At the far end of the spectrum for business value and disruption, many businesses, and even individuals, may simultaneously become both consumers and providers …in…“bring your own cloud” and “bring your own identity” environments.”
Privacy and Security Challenges: The article goes on to describe the identity and privacy landscape in the public and academic (online) library environment. It notes that in inter-library loan, and other content-sharing arrangements, patrons personal data is often shared rather than referred using the InCommon federation or other available mechanisms. It discusses the regulatory landscape briefly and the use of privacy policies to obtain overly-broad opt-in from users. The article notes that as libraries seek to add value by striking up relationships with commercial content providers they risk getting sucked deeper into the seamy ad-tech world of third-party data brokering than is really required for their business model.

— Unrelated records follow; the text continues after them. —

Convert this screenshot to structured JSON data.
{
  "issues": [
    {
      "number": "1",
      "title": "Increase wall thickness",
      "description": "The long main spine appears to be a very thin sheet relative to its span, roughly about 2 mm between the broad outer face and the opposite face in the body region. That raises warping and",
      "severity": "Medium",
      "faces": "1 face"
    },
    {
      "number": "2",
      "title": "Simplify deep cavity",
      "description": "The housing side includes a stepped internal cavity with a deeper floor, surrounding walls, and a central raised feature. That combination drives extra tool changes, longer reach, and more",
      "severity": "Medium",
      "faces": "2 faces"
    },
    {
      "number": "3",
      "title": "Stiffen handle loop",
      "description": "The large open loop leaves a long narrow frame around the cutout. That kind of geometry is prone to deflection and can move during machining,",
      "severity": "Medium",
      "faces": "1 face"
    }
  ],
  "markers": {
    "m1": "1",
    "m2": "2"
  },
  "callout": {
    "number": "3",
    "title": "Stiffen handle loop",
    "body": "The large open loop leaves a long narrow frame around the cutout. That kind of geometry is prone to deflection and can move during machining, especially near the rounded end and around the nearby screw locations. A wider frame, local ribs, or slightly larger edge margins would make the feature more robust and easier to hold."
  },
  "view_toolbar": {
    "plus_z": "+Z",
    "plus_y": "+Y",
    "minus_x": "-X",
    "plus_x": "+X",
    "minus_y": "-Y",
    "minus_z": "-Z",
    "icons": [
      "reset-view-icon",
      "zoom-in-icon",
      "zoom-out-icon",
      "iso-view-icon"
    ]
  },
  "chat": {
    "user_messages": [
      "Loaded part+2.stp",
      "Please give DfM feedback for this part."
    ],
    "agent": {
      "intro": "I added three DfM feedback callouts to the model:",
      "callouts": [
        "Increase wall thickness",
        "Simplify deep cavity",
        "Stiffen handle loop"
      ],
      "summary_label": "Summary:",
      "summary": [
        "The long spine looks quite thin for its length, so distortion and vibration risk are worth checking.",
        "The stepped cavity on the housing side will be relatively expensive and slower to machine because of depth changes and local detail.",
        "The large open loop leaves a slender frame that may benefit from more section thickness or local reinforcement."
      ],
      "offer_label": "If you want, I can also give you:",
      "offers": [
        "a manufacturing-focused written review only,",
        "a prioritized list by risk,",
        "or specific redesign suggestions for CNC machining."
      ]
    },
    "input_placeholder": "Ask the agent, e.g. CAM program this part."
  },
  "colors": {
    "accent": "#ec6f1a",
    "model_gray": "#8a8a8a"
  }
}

Hence the need for a Privacy By Design (PBD) Approach: For this part I encourage readers to go directly to the article. If you’re pressed for time, skim through the first part – which I’ve just summarized – until you get to the heading “How Libraries Can Apply the Seven Principles of Privacy By Design.” As I’ve done previously, I used PBD principles here to outline conceptual architecture solutions for a large community, ecosystem or use case such as libraries or personal cloud storage. Although PBD isn’t prescriptive, you’ll see that its a great framework to work with and become more prescriptive for your use case. For libraries, I prescribe data collection minimization, claims-based federation, de-identification and options for self-asserted identity and/or pseudonymity among other things.
Finally: If you’re interested, I previously wrote a little Privacy By Design backgrounder. There, I covered Dr. Ann Cavoukian’s way of presenting the initiative, which is always inspiring to hear. Since then, Dr. Cavoukian has moved on the professorial role, but the initiative lives on, with an user forum planned for February 2015.